Thursday, October 4, 2007

HW 16 B: The Five Pillars of Conversational Software

In this reading I came across many different importances of blogging. The main importances that I took into consideration were referred to as The five pillars of conversational software. These five facts have their own signifigant importance to the blogging atmosphere.

The first pillar is ease of publishing. This is stating that publishing blogs is very easy and self explainitory. Publishing a blog is much easier that publishing a book pursay. This will make more people want to become professional bloggers due to having to know only very little knowledge of the process. This is also a more inexpensive way for people to have their voices heard.

The second pillar is discoverability. This allows other larger services discover the wonders of the blogosphere. It helps them maintain a status on the latest blogs and also may create a little competition between the two. Discovering new things on the web may also be exciting for people as well as creating tension for others.

The third pillar is cross-site conversations. This is a way for people on different networks or websites to collide their ideas and contrast them.

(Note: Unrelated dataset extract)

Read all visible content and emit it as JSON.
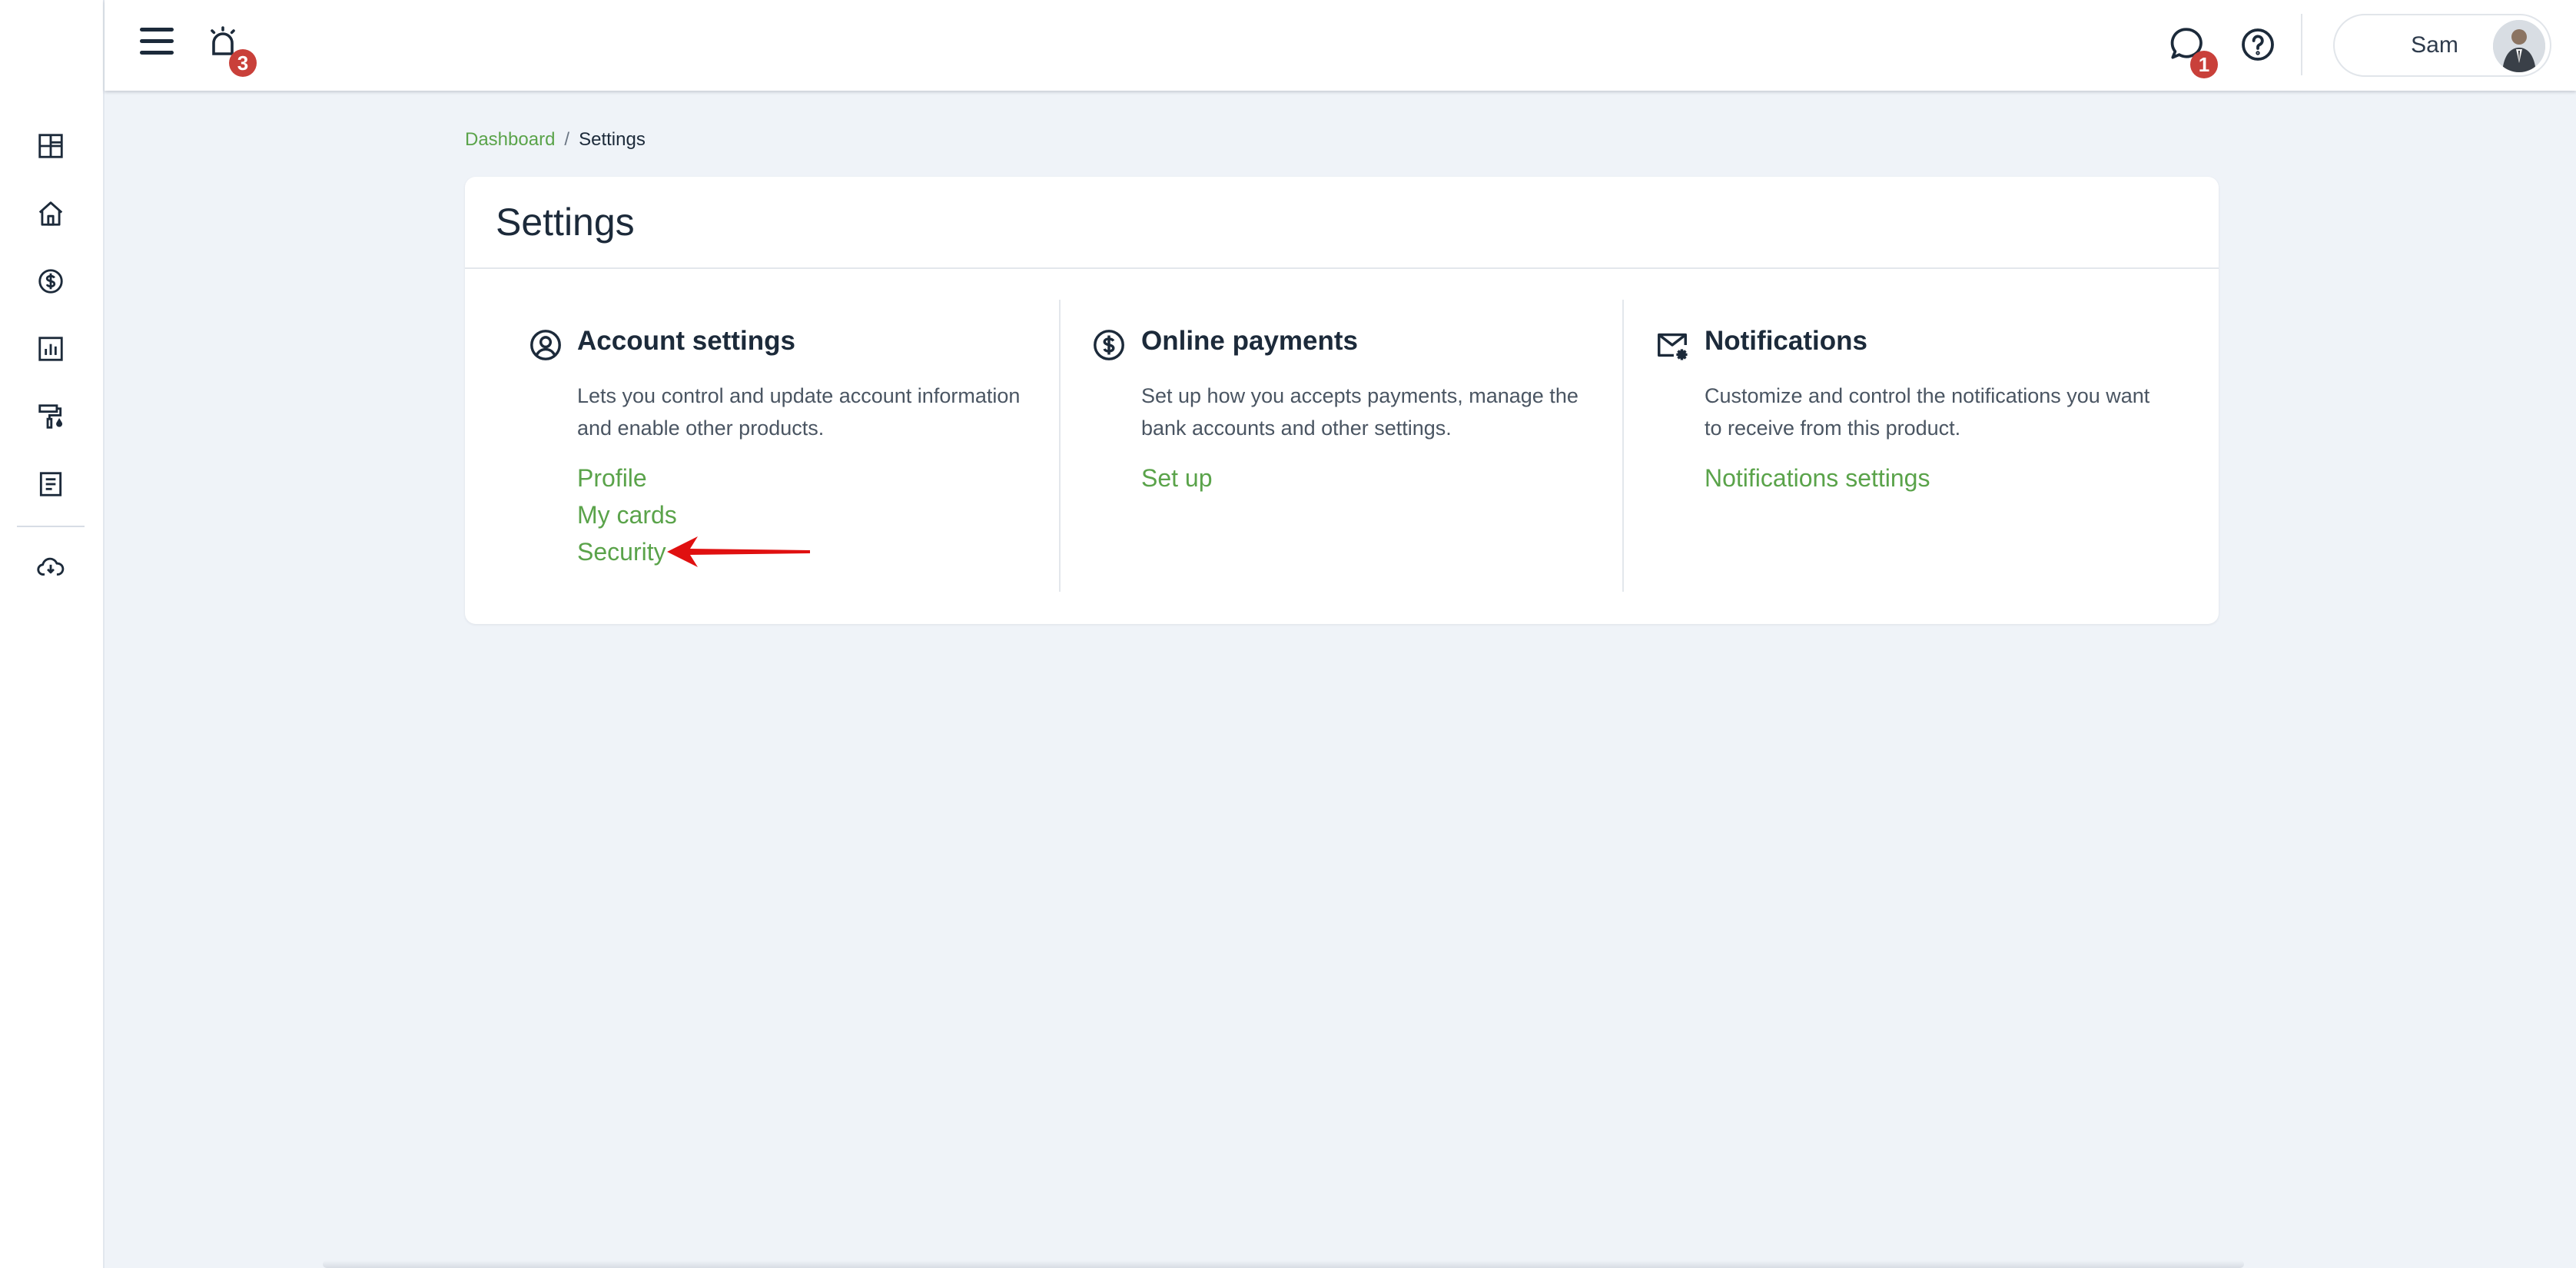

It allows people to see what other opportunities are out on the web and it also is a good way to communicate with people using different publishing sites (such as myspace, facebook, etc.).

The fourth pillar is permalinking. On some of the blogs in the web, there may be URL's leading to other sites. This is an advantage for people to be open-minded and to see what else is out there. Having the opportunity to do this is incredible, because primarily people are usually very competitive and do not want people to view other sites. They assume that it will take viewers away from their site and promote them to the others.

The last but not least pillar is syndication. This started back in the '90's, but it was not as important as in today's society. Syndication allows people to view numerous amounts of sites. It is a very easy thing to upload (or download) to your computer. No one has to reveal any personal information about themselves and the folder organizes itself.

1 comment:

Tracy Mendham said...

Renee, this post is nice and organized, very readable. The only suggestions I'd make are relatively minor:
Say what the reading is--give the title of the chapter, cite the pages it appears on, and explain that Richard Scoble came up with the five pillars.
Leave out "In this reading I came across many different importances of blogging." Go right to your point.
Read what you've written out loud to yourself before posting it to see if it sounds like something you'd really say. If not, revise it until it is something you'd really say.